In Rust, it doesn't even compile:
fn main() { let x = String::from("ferris!"); drop(x); // The string's ownership has been moved to `drop` // ... println!("{x}"); }
double free
The same memory address is released twice.
void main() {
void *p = malloc(500);
// ...
free(p);
// ...
free(p); // Same address released more than once! UB!
}
It looks improbable to occur, but it can be easy to introduce on a refactor.
In Rust, it doesn't even compile:
fn main() { let x = String::from("ferris!"); drop(x); // The string's ownership has been moved to `drop` // ... drop(x); // It isn't possible to pass to `drop` (or to any other fn) a value which has been moved. }
Dereferencing a null pointer
The 1 billion dollars mistake. Even high-level languages, with garbage collection, allow this memory error.
void main() {
void *p = malloc(500); // this function may return NULL in case memory hasn't been allocated successfully
// ...
*p = 123; // Following a NULL pointer! UB!
}
The good side of this error is that it normally aborts the execution instead of processing invalid data. The bad side... This is an error class which is totally avoidable, even without ownership. The sooner errors are fixed, lower are the costs. If your tools stop the introduction of certain kinds of defects, that's even better.
In Rust... There's no null reference. We use Option<T>
to represent that a value of type T
can be present (Some(value)
) or not (None
).
fn main() { let x: Option<String> = Some(String::from("ferris!")); // ... // I can't access string directly without first checking if `x`, which is a `Option<String>`, is `Some(...)` or `None`. match x { Some(value) => println!("I found this: {value}"), None => println!("Nothing here!"), } }
Memory leak
Technically, leaking memory isn't considered UB. However, it consumes system resources unnecessarily.
void main() {
void *p = malloc(500000000);
// Using p...
// ...
// I don't need `p` anymore, but I forgot to `free` it...
// ...
}
In Rust, memory will be released automatically once the owner goes out of scope. Even though leaking memory is something safe to do in Rust (i.e. someone could leak memory explicitly if they want/need without using unsafe
), most of the time it'll be released automatically due to the ownership concept.
Accessing an invalid memory region
To read or to write information beyond the allocated memory. The memory you accessed isn't yours, so anything can happen.
void main() {
int *p = malloc(10 * sizeof(int));
p[10] = 42; // I wrote on the 11th position!
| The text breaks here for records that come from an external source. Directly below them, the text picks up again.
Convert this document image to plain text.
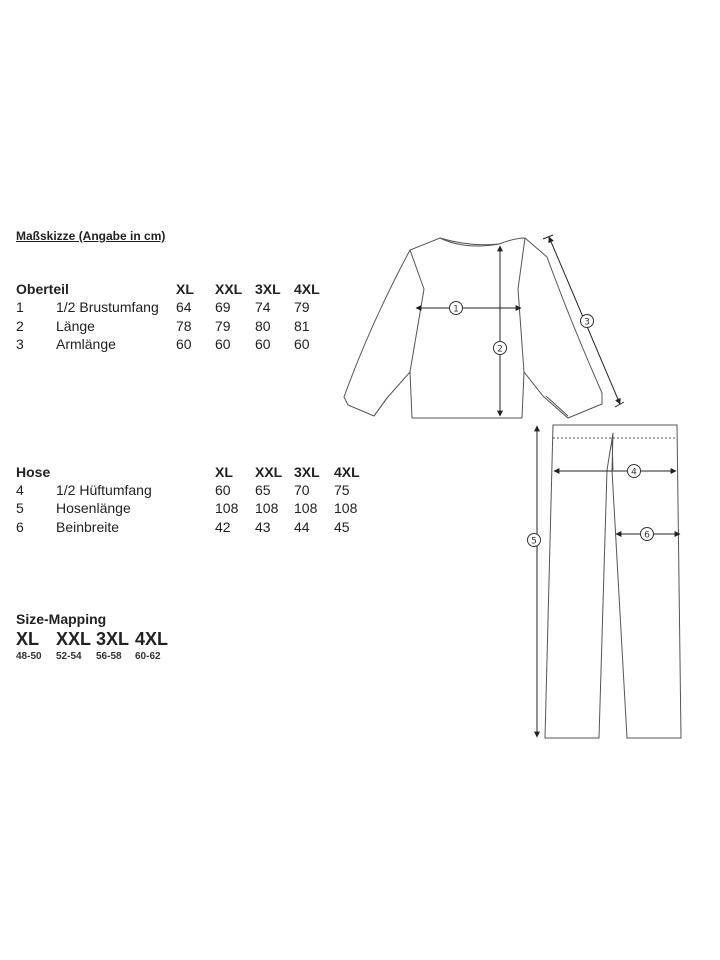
Maßskizze (Angabe in cm)
Oberteil	XL XXL 3XL 4XL
1 1/2 Brustumfang 64 69 74 79
2 Länge	78 79 80 81
3 Armlänge	60 60 60 60
Hose	XL XXL 3XL 4XL
4 1/2 Hüftumfang	60 65 70 75
5 Hosenlänge	108 108 108 108
6 Beinbreite	42 43 44 45
Size-Mapping
XL XXL 3XL 4XL
48-50 52-54 56-58 60-62
1
2
3
4
5
6
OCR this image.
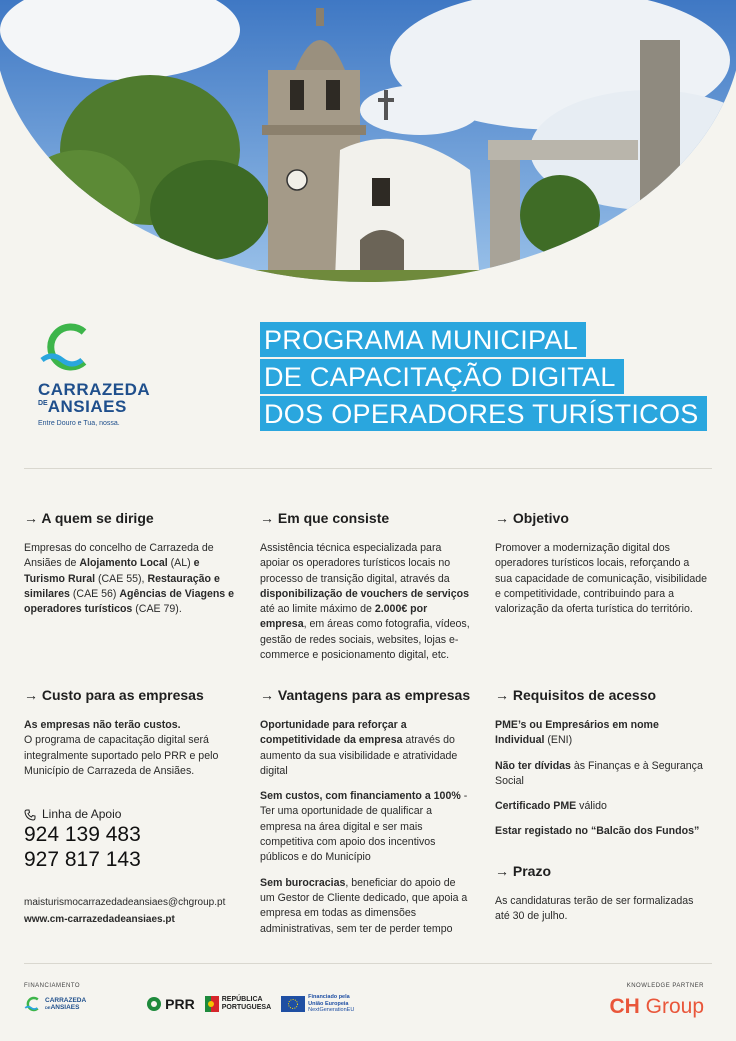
CARRAZEDA
DEANSIAES
Entre Douro e Tua, nossa.
PROGRAMA MUNICIPAL
DE CAPACITAÇÃO DIGITAL
DOS OPERADORES TURÍSTICOS
→ A quem se dirige

Empresas do concelho de Carrazeda de Ansiães de Alojamento Local (AL) e Turismo Rural (CAE 55), Restauração e similares (CAE 56) Agências de Viagens e operadores turísticos (CAE 79).

→ Em que consiste

Assistência técnica especializada para apoiar os operadores turísticos locais no processo de transição digital, através da disponibilização de vouchers de serviços até ao limite máximo de 2.000€ por empresa, em áreas como fotografia, vídeos, gestão de redes sociais, websites, lojas e-commerce e posicionamento digital, etc.

→ Objetivo

Promover a modernização digital dos operadores turísticos locais, reforçando a sua capacidade de comunicação, visibilidade e competitividade, contribuindo para a valorização da oferta turística do território.

→ Custo para as empresas
As empresas não terão custos.
O programa de capacitação digital será integralmente suportado pelo PRR e pelo Município de Carrazeda de Ansiães.
Linha de Apoio
924 139 483
927 817 143
maisturismocarrazedadeansiaes@chgroup.pt
www.cm-carrazedadeansiaes.pt
→ Vantagens para as empresas

Oportunidade para reforçar a competitividade da empresa através do aumento da sua visibilidade e atratividade digital

Sem custos, com financiamento a 100% - Ter uma oportunidade de qualificar a empresa na área digital e ser mais competitiva com apoio dos incentivos públicos e do Município

Sem burocracias, beneficiar do apoio de um Gestor de Cliente dedicado, que apoia a empresa em todas as dimensões administrativas, sem ter de perder tempo

→ Requisitos de acesso

PME’s ou Empresários em nome Individual (ENI)

Não ter dívidas às Finanças e à Segurança Social

Certificado PME válido

Estar registado no “Balcão dos Fundos”

→ Prazo

As candidaturas terão de ser formalizadas até 30 de julho.

FINANCIAMENTO	KNOWLEDGE PARTNER
CARRAZEDA
DEANSIAES	PRR	REPÚBLICA
PORTUGUESA
Financiado pela
União Europeia
NextGenerationEU	CH Group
UB!
}
Reasonably easy to happen when using arrays.
In Rust, the execution will always be aborted, indicating which code tried to perform an invalid access to memory:
fn main() { let x = vec![1, 2, 3]; // ... let v = x[100_000]; // For sure our `vec` doesn't have all that size println!("An integer from x: {v}"); }
Manipulate uninitialized memory
Uninitialized memory may contain anything. In the best case, the memory will be zeroed. In the worst, you'll read anything that was written there before.
void main() {
int *p;
// ...
int x = *p; // Dereferencing `p` without initializing it before! UB!
}
In Rust, it doesn't even compile:
fn main() { let x: String; // Oops, we forgot to initialize... println!("{x}"); }
Conclusion
Probably, there's other memory problems that I didn't cover. Fortunately, you'll hardly find them. Yes, it's possible to have UB in Rust if you (or your dependency) uses unsafe incorrectly, but it's very likely that you won't need this language resource to develop your software.
Don't worry about decorating the rules. What is important is to understand what each of them mean. It's the compiler's job to ensure that they are being followed.